Kyle E. Pomerleau, of the Tax Foundation, said Mr. Trump will need to flesh out the details of his plan before the fiscal impact can be determined.

“We still don’t see many base broadeners that would end up making the numbers work,” Mr. Pomerleau said. “While he has scaled back the size of the tax cut, many are still concerned about the plan’s impact on federal revenues.”

Maya MacGuineas, president of the Committee for a Responsible Federal Budget, said Mr. Trump’s plan is better than what he offered during the Republican primary race, but she said the corporate tax cut alone would still leave a $2.5 trillion hole in the budget over 10 years.

“We urge Donald Trump to put forward a tax framework that will cost as little as possible — or preferably generate net revenue — along with a serious suite of new spending cuts and entitlement reforms that would not only pay for any remaining tax cuts but also put the national debt on a downward path relative to the economy,” Mrs. MacGuineas said.
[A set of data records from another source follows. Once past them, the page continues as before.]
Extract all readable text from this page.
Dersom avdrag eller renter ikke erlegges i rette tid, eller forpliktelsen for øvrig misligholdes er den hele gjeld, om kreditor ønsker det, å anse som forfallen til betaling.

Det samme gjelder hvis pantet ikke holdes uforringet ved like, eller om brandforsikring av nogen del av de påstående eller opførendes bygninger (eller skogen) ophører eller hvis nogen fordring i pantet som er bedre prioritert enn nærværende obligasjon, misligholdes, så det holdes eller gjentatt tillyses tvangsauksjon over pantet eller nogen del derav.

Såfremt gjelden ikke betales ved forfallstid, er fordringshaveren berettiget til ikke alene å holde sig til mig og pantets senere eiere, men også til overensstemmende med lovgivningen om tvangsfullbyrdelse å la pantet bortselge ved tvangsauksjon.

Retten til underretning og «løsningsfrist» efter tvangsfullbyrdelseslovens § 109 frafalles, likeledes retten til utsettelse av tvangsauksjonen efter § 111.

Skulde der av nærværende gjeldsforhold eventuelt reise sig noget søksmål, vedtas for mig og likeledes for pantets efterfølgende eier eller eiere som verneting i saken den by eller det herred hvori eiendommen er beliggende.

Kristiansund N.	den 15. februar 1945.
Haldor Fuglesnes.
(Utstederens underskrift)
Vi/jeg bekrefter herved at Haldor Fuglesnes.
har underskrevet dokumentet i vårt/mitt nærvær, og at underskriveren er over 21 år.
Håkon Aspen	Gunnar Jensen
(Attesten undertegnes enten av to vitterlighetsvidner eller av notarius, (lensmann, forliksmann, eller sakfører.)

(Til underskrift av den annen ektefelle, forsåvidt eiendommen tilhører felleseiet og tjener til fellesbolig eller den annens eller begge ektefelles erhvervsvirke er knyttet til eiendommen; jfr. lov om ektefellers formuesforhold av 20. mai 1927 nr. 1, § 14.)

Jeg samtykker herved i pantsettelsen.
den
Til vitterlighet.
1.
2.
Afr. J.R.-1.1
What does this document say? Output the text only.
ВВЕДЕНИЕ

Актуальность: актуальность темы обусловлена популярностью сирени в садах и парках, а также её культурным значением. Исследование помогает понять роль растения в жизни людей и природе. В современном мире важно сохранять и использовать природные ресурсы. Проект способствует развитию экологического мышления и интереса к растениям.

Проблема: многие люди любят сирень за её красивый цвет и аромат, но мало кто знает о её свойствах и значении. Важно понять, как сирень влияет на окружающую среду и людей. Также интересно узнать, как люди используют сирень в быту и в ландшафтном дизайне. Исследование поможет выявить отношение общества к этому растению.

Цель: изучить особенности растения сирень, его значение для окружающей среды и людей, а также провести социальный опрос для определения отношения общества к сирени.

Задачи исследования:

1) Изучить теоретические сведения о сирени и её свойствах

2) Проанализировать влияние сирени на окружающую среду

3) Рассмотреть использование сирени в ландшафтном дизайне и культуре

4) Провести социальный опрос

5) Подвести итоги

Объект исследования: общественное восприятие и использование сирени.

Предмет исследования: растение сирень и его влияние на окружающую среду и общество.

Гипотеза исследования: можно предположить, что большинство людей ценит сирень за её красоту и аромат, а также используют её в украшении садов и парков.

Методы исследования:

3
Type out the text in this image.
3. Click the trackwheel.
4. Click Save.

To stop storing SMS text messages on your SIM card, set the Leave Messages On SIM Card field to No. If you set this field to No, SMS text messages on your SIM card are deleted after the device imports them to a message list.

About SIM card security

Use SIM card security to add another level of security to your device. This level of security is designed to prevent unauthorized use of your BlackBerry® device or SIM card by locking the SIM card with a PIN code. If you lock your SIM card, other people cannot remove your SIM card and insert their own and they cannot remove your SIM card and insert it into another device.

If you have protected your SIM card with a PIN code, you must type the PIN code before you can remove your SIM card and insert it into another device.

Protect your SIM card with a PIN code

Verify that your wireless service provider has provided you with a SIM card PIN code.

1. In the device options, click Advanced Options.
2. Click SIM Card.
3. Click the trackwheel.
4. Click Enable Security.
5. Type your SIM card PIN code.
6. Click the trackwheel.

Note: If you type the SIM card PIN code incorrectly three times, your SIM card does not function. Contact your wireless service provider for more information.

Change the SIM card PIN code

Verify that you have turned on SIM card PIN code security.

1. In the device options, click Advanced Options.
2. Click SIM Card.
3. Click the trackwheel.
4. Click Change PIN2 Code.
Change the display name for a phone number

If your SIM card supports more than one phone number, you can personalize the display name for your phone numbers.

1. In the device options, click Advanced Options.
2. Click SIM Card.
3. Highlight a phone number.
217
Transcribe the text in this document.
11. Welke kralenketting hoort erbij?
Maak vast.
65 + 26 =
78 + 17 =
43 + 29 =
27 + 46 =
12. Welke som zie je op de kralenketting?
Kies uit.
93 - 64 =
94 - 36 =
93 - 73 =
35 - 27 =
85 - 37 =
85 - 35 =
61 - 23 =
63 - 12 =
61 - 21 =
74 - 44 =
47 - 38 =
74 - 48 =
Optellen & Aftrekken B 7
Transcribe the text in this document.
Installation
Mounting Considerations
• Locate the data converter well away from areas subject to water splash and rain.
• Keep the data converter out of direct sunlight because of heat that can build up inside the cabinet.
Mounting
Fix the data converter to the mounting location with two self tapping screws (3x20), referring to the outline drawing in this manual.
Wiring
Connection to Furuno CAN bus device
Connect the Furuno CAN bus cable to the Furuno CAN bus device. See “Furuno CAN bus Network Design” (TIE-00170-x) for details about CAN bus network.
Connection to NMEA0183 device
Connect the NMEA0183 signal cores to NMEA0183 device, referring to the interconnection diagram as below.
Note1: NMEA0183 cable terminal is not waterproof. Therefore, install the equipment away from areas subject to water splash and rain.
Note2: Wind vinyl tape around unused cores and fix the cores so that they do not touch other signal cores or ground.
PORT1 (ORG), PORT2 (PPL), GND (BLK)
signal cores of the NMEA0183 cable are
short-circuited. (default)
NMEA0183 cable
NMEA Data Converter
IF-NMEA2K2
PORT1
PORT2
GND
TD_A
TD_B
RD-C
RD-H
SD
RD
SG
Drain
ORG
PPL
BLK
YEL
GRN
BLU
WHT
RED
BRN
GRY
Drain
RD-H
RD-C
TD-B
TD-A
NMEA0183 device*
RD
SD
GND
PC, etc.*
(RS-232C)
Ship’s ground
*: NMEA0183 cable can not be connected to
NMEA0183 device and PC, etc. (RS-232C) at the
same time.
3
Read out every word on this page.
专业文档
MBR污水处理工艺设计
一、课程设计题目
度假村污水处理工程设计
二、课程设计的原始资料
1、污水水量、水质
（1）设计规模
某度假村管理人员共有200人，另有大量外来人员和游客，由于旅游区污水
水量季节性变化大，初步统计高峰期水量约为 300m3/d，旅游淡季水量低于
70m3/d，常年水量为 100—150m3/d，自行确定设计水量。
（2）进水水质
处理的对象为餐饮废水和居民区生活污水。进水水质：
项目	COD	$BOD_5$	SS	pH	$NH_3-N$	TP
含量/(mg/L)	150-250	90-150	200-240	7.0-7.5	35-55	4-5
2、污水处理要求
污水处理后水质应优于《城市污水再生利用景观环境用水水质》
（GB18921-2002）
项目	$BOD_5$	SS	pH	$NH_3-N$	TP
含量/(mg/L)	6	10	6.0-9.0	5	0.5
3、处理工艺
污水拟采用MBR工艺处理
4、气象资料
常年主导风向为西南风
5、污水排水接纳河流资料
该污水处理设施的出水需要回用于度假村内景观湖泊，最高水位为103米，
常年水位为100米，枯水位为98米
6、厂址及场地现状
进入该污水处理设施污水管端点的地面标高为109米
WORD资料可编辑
Mr. Trump delivered his speech in Michigan — a state he has vowed to put back in play for Republicans, though he appears to be slipping in polling there.

A Detroit Free Press-WXYZ-TV poll released last week showed that Mrs. Clinton holds a 43 percent to 32 percent lead over Mr. Trump in Michigan in a four-way race that includes Libertarian nominee Gary Johnson and Green Party nominee Jill Stein.

Mr. Trump warned Michigan voters to be wary of Mrs. Clinton on trade.

He said she owes Detroit an apology for her husband’s approval of the North American Free Trade Agreement, which coincided with a huge decline in autoworkers’ jobs in Michigan. He also said the looming Trans-Pacific Partnership will be “an even bigger disaster for the auto industry.”

Mrs. Clinton helped push the TPP as State Department secretary, but during this campaign, under pressure from the political left, has said she would not accept it.

Mr. Trump said he’ll scrap the TPP and demand to renegotiate NAFTA, and if he doesn’t get a better deal, he’ll walk.